The most accurate description of your intended method, in my experience as a software developer, would be

MoveToNextVisibilityState()

This accurately describes what the function of the method is; which is the main focus of accurately naming a method.


Edit maybe this is a bit vague. Let me clarify with an example.

Consider Russian Roulette. The gun is only partially loaded, so whenever you pull the trigger, you don't know if a bullet will be fired or not. Whenever you pull the trigger, the gun tries to fire a round and then moves on to the next chamber (where a bullet may or may not reside).

Your suggestion of referring to the method as "show/hide" is the equivalent of calling the example method FireBullet().

My claim is that you cannot know whether or not a bullet will be fired; and therefore cannot call this method FireBullet(), since it's perfectly possible that no bullet will be fired and the method will still have worked as intended.

To explain the analogy: My claim is that you cannot know whether or not the visibility will be changed; and therefore cannot call this method ChangeVisibility(), since it's perfectly possible that no change in visibility will occur and the method will still have worked as intended.

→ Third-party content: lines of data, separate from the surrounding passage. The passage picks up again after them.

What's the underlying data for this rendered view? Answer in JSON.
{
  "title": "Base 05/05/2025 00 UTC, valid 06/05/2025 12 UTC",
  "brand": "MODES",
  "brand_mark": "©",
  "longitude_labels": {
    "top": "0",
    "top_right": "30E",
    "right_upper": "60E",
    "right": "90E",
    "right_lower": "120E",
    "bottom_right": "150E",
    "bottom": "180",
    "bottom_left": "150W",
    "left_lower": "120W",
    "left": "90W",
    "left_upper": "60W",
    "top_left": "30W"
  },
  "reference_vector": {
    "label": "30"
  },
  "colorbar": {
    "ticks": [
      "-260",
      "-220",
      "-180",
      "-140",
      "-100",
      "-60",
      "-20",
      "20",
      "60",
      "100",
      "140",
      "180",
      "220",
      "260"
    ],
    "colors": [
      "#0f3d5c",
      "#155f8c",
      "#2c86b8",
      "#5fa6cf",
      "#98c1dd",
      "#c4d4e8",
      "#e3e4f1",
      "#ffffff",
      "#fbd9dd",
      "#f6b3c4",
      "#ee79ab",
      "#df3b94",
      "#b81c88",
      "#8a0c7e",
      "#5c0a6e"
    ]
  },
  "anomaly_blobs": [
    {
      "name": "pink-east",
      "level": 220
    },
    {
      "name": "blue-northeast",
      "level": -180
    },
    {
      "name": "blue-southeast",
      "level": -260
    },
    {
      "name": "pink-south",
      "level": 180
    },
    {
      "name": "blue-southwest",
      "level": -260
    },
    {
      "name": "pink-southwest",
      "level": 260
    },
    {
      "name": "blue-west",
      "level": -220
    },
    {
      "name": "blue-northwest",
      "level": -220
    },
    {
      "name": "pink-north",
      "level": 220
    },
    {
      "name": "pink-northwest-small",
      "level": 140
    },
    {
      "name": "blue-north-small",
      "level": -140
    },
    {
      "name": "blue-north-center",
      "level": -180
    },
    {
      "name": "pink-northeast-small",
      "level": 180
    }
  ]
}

Therefore, it is much more appropriate to call this method PullTriggerAndMoveToNextChamber(). Regardless of whether a bullet will be fired, you can conclusively say that the trigger will be pulled, and that the cylinder will advance to the next chamber.

To explain the analogy: Therefore, it is much more appropriate to call this method MoveToNextVisibilityState(). Regardless of whether the visibility will actually change, you can conclusively say that the list of visibility states will advance to the next item in the list.


Edit A small response I want to make. Although it is not needed for my above explanation, I do feel that this is the cause for why you are struggling to find a good name for this method.

I could have said it like hide,show,show,hide as well. So there are only two states(hide & show)

You are mixing two different things here. Are we talking about how many states are in the list of preset states; or are we talking about how many different values exist? Because those are two very different things.

Bob, Alice, Thomas, Bob, Thomas.

How many names are in this list? Five. Not three.

It would be correct to say that there are three distinct names in the list, but that is not the same as saying that there are only three names in the list!

I believe this to be the core of the issue you are currently faced with. You need to distinguish between the range of possible values and the preset list of values.
The list of values can have double entries. And as you have established yourself, it is important that a double entry is respected, and not ignored.

If it wasn't important, then we could reduce the list to simply show/hide. But that is not the case, as you have explained so yourself:

I want to name some function in software programming which does the hide/show job. But it does not do hide and show alternatively. It can be show, show, hide, show, show.

You have specifically refuted the idea that this list can be trimmed down to a list of its distinct values. Therefore, you are not just talking about the (range of possible) states, but rather a preset order of states (including double entries) that must be adhered to.